Section 1. The Post-bubble Japanese Economy and Domestic Market
Item 1. The Domestic Economy After the Collapse of the Bubble Economy
Prolonged slump and progressive appreciation of the yen
The collapse of the bubble economy began in 1991 and was followed by a prolonged period of stagnation in the Japanese economy. What triggered the collapse was a directive sent from the Ministry of Finance to financial institutions at the end of 1990 instructing them to limit the total volume of real estate loans and an accompanying request to reveal the true extent of loans to nonbanks and the real estate and construction industries.
From around the end of 1991, the fall in land prices that had already begun especially in the Tokyo area spread nationwide. The Nikkei stock average, which had reached an all-time high of 38,915 yen at the end of 1989, fell below 20,000 for a time in October 1990 and in August 1992 crashed below the 15,000-yen level. Moreover, as the minimum bank capital adequacy ratio of 8 percent stipulated by the Bank for International Settlements was applied to Japan's major banks from the end of fiscal 1992 (ended June 1993), financial institutions hit by the lowering of the capital adequacy ratio switched to a policy of refusing or withdrawing loans. Business failures reached the highest level ever, inflating the bad loans of financial institutions and creating a vicious circle.
Poor corporate performance became a prominent issue and excess in three areas-debt, facilities, and employment-emerged as factors that were stifling business. Layoffs of surplus personnel taken on during the bubble period became common and the term "restructuring", originally referring to the rebuilding of a business, became a regular term for staff redundancy. The automotive industry also found itself in a serious situation, with a number of enterprises making the decision to implement layoffs in the autumn of 1993 after receiving a so-called "employment adjustment subsidy". In the same year, Nissan Motor Co., Ltd. decided to discontinue vehicle assembly at the Zama Plant in Kanagawa Prefecture from 1995. This was part of an emerging move to cut back on excess capital facilities.
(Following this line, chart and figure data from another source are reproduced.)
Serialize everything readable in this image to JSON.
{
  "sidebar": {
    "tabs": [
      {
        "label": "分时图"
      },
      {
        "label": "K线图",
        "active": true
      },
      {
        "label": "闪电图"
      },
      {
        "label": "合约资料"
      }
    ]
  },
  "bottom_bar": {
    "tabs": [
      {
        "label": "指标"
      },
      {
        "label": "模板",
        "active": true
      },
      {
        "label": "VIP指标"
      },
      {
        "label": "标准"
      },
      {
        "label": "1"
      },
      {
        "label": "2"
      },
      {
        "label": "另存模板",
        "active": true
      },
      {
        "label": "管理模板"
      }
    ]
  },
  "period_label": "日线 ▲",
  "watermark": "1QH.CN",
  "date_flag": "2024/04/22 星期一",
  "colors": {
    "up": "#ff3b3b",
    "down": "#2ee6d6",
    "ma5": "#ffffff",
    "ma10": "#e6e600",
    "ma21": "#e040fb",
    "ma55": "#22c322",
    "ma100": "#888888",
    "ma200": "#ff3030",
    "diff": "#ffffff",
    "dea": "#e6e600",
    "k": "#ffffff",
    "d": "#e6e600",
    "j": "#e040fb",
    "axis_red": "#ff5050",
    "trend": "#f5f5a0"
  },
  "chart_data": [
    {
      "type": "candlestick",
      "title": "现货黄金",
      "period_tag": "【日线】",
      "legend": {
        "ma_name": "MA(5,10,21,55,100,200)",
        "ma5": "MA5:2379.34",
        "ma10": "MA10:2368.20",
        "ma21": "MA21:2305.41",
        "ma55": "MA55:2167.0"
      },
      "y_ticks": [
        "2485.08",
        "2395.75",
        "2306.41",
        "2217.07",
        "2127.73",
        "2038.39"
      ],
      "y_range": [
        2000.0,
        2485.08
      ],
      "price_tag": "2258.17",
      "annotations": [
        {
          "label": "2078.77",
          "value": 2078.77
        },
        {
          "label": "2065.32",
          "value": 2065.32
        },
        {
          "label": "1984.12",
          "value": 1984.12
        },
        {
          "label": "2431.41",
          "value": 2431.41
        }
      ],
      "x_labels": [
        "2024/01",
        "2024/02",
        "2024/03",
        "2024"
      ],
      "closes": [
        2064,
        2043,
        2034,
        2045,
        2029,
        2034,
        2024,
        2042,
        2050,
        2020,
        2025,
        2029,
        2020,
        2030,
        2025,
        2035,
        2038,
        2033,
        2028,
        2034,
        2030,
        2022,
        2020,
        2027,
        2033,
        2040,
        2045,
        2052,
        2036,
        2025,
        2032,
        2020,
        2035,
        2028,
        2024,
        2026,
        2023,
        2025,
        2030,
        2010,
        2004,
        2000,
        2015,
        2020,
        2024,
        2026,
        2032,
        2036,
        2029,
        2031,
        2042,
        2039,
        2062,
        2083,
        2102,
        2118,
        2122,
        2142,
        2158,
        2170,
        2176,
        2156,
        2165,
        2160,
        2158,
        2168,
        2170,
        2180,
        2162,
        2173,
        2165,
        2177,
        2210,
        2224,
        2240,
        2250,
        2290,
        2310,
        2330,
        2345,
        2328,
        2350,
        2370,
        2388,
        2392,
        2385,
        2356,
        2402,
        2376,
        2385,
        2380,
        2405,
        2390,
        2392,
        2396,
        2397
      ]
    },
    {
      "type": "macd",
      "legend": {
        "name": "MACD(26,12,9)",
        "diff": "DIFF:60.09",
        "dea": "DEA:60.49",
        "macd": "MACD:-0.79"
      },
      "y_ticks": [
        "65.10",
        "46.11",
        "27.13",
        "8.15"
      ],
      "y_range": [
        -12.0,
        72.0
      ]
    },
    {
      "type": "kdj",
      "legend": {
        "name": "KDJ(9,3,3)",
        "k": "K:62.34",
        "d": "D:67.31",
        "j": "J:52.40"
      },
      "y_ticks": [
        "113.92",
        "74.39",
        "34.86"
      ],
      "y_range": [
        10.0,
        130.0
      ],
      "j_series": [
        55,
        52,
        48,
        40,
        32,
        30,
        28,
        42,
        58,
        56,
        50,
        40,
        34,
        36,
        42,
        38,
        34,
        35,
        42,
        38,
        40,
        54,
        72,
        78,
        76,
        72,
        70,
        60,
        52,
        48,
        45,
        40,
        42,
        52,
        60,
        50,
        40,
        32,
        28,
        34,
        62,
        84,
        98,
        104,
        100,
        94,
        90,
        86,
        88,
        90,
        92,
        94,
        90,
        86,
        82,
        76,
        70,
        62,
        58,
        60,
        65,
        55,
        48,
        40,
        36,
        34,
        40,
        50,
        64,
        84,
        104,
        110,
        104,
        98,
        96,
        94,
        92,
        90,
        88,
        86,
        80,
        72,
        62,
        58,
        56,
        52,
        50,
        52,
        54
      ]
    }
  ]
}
Even as domestic demand went into a marked slump due to deteriorating corporate performance and the worsening employment situation, there was an inexorable appreciation of the yen from 1993, which impacted the exports that were the lifeblood of the Japanese economy. This was because, even after the collapse of the bubble economy, Japan continued to run a positive trade and current account balance, which caused a burgeoning demand for purchase of the yen, including from speculators. The dollar exchange rate fell below 100 yen for the first time in June 1994, sank into the 80-90 yen range in March 1995, and on April 19 plunged to an all-time low of 79.75 yen on the Tokyo foreign exchange market. Considering the situation to be serious, the Japanese government intervened in the market having secured the cooperation of the U.S. government, and from October 1995 the dollar returned to the 100-110 yen range.